Right from the beginning, the snappy prose and snarky voice create an engaging story. Jack has his talents, but he feels mostly normal, which is why it’s such a surprise to him to find out he’s supposed to be someone special. Compared to the three other kids he meets, he doesn’t see anything to brag about. Superior physical prowess, incredible memory and navigational skills, and the ability to hack into any system—so how do a few homemade inventions even compete? (And Jack’s skill is not, as I initially thought, the ability to build incredibly complicated contraptions to do various things; he’s just wired that way).

The ties to mythology take a while to surface, which makes the title a bit obscure until nearly the end. It mixes some original Atlantis myth plus the Seven Wonders of the ancient world, along with plenty of small puzzles and codes. The illustrations are an integral part of most of the puzzles, and readers can try to figure them out alone, or keep reading to find the answers Jack discovers.

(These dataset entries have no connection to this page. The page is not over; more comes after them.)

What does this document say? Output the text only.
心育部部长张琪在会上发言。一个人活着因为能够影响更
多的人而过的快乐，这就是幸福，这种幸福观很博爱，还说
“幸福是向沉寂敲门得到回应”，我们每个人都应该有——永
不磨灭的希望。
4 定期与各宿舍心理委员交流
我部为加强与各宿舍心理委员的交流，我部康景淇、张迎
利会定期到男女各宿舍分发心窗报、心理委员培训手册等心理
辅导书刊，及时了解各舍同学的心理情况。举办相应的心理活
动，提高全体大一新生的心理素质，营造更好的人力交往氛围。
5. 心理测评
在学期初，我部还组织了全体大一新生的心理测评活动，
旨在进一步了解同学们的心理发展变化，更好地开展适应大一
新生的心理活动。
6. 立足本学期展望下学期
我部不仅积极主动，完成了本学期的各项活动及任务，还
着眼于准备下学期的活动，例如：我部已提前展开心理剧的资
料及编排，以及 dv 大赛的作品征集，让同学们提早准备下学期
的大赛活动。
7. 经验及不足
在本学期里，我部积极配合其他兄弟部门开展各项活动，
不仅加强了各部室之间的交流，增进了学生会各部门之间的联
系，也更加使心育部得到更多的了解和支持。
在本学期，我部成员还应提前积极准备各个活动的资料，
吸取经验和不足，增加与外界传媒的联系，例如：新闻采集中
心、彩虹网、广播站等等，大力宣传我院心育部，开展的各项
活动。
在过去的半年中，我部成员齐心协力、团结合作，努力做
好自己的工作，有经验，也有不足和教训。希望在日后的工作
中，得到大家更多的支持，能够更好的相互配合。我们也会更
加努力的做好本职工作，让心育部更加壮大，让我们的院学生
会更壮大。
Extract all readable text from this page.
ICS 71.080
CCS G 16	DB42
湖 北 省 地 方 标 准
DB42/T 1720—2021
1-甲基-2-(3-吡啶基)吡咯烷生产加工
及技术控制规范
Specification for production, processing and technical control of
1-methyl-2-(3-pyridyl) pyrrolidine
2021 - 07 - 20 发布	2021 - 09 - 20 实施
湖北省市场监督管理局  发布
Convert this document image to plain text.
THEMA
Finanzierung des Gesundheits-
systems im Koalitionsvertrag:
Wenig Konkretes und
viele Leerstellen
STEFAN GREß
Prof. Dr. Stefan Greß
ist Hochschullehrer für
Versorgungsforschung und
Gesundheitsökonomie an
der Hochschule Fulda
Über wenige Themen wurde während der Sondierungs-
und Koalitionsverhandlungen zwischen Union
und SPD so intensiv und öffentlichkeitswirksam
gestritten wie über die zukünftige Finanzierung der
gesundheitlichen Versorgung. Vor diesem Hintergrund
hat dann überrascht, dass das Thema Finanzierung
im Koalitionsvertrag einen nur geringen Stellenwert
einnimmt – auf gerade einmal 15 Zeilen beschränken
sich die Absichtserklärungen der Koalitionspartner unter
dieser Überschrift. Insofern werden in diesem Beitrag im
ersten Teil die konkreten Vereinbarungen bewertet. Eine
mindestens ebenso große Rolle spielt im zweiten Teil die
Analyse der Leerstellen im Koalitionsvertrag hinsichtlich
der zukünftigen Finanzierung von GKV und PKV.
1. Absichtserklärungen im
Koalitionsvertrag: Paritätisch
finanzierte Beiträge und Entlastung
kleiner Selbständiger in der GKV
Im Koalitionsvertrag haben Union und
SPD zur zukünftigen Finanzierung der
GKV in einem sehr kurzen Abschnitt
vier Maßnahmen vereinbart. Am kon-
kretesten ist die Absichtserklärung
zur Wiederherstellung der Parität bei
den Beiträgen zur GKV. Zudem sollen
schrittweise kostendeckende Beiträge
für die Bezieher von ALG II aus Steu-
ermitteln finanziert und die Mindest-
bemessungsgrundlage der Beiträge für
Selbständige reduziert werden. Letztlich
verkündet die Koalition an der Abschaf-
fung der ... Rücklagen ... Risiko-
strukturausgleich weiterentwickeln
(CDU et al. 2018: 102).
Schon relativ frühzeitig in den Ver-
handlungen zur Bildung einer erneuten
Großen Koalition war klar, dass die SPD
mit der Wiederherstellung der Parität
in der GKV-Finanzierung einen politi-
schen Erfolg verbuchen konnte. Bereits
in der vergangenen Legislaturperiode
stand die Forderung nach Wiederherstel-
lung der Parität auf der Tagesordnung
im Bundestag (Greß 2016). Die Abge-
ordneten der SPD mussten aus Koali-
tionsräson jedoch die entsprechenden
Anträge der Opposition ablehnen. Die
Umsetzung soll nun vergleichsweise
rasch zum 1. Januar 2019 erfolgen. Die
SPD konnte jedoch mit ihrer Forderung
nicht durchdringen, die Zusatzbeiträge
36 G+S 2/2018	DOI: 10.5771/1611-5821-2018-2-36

I found the scientific angle a little disappointing. The professor, at least, is trying very hard not to say the m-word, when magic is clearly what’s going on. It’s one thing to say people don’t use 99% of their brains and imply extraordinary physical and mental prowess will result from using more of it; it’s another to try to wrap a sphere that makes people fly into some kind of explainable phenomena, while attributing that phenomena to an ancient civilization rather than an alien one. It also diminishes the supernatural angle to Jack’s experiences, which would have been fine without an attempt to explain them.

Overall, though, this is a story that sucked me in. With an obvious tie to the Seven Wonders, Jack will likely be off to the other six in future installments, so there’s plenty of room for more adventure. And, of course, there’s still the ticking time bomb of his condition. It ties up well, but it never hurts to have the second one on hand. I rate this book Recommended.